From: David Cheifetz

Subject: Two Questions - Question 2

 

Robert,

I'll provide what I hope is a responsive (Canadian) answer for question 2. I say I hope because I may have missed the point of your question.

Cases, except for the 3 I mention just by cite, will have to wait for the week-end. I'm not certain there are cases that respond explicitly to the question the way you've posed it, though that may be because I've misunderstood; though there are probably some which indirectly provide an answer, including (I think) the 3 I mention.

Part of what I'll write is basic stuff which you'll know. Mea culpa. I'm setting it out only because it helps the flow of the answer.

Your first sentence is "In a claim for contribution between two careless tortfeasors, does the court apply the same test in determining relative 'fault' as it would in deciding whether the tort has been committed?" I have trouble with the question as you've phrased it because the question at the apportionment stage is an entirely different question from that asked at the prior stage of deciding if a tort had been committed, unless all you're asking is about process; that is, whether the ultimate decision, in each case, is made on an objective or subjective basis. If that's the case, I'd answer that the process in each case is objective.

At that was there a tort stage, the question (in most cases) is simply: "was there any fault (negligence) on the part of this D". We decide that question based on the reasonable person standard, so that's objective. At the apportionment stage, though, we're asking, as between two or more persons at fault, how the severity of those faults compares. That's ultimately objective, in my view. The jargon in Canada is "comparative blameworthiness" which I think gives away what the process is. We do that first looking at each actor's misconduct and deciding to what extent that actor departed from his standard of care. My view of the cases is that they say we look at that question objectively. We then compare the extents of departure. I see that as objective, too.

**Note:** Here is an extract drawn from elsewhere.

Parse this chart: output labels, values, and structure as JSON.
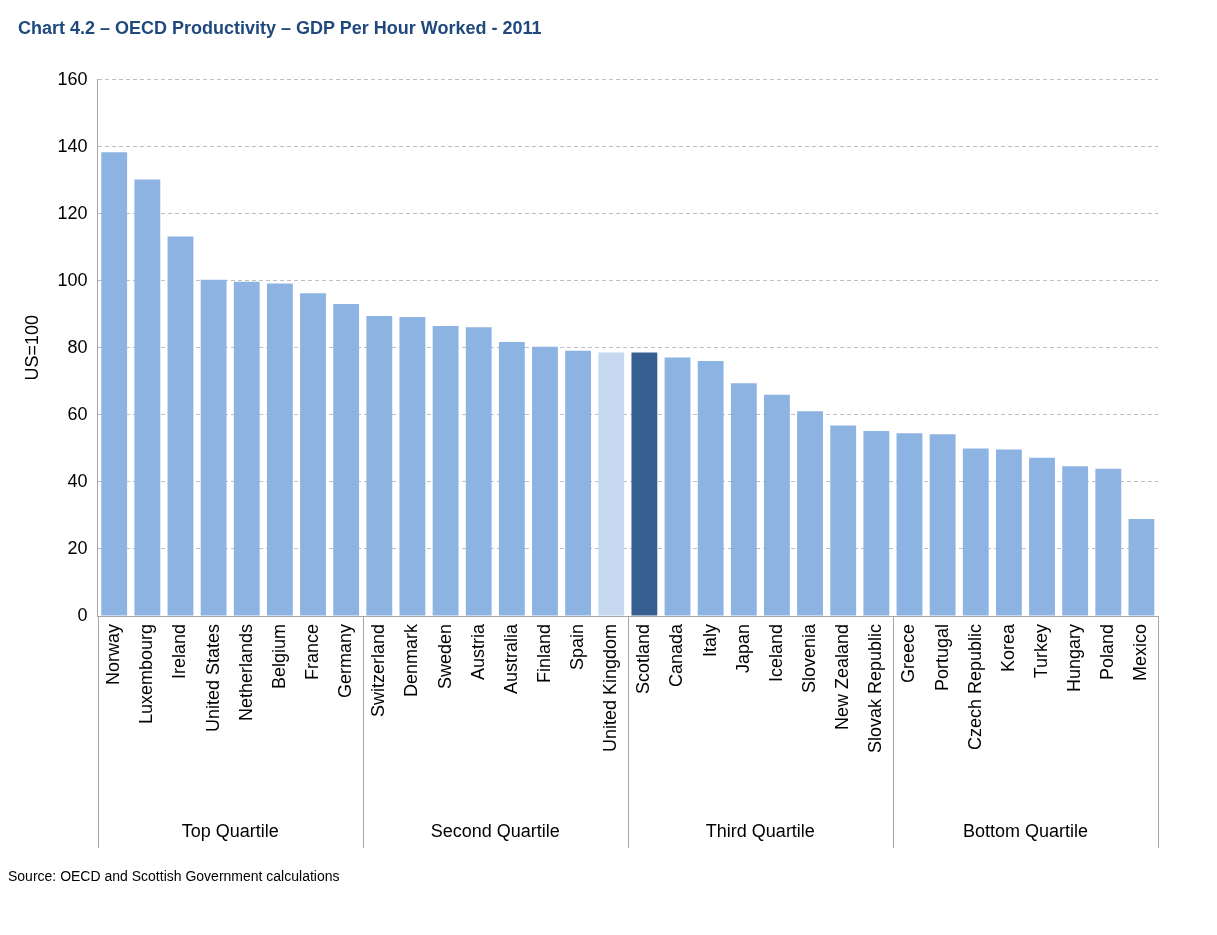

Stating the obvious - unless the tort is one which requires some degree of negligence greater than mere negligence - for example, gross negligence or another epithet of that sort - all the injured person has to establish is that the tortfeasor was negligent. Then, so long as P is suing in a "joint liability" regime, the amount of negligence doesn't matter as between P and any D unless there's an issue of P's contributory fault, or for some other reason P's claim is limited as against of D to that D's proportional (several) share (percentage).

As I mentioned, in the Canadian context, we're supposed to determine degrees of fault by comparing the extent to which the person at fault departed from the standard applicable to him, her or it. So, in the example you've given, it might be relevant in some cases that D1 was inexperienced and D2 was experienced and therefore D2's degree of fault should be greater; however, in other cases, it wouldn't. For example, D1 might have been impaired.

We're supposed to use the same sort of approach when comparing the fault of the P who is also at fault and any D where there is some issue that requires a determination of P's fault, for example contributory fault.

Finally, 3 cases that provide some guidance, I think, are Fitzgerald v Lane [1989] 1 AC 328, [1988] 2 All ER 961 (HL), Barisic v Devenport [1978] 2 NSWLR 111 (CA) and Renaissance Leisure Group v Frazer (2001), 197 DLR (4th) 336 (Ont SCJ). Renaissance was varied by the Ontario CA at 2004 CanLII 21004 but there's nothing in the CA's decision relevant to your question. The trial decision in Renaissance is available online only through QL or Westlaw/Carswell but I can send it to you if you you've trouble getting it. AustLII isn't yet back to 1978 for the NSW reports last I looked. Fitzgerald is from your part of the Empire.

One point all three cases make is that, where it's necessary to compare fault as between P and D for contributory fault purposes, the decisions there won't necessarily determine the apportionment between the tortfeasors for contribution.

 

Best,

David Cheifetz

----- Original Message -----
From: "Robert Stevens"
Sent: Wednesday, February 01, 2006 11:18 AM
Subject: ODG: Two Questions

I have two questions which I cannot answer for myself arising from what I am working on. Any help, offlist if preferred, gratefully accepted.

...

Problem Two

In a claim for contribution between two careless tortfeasors, does the court apply the same test in determining relative 'fault' as it would in deciding whether the tort has been committed? So, if two drivers D1 and D2 both carelessly cause a car accident which results in injuries to P, could D1 argue that she was a learner driver whilst D2 was a professional chauffeur so that the contribution as between the two of them should not be equal? Or, as between D1 and D2 do we apply the objective standard which we would apply in the claim by P against either one of them? Cases?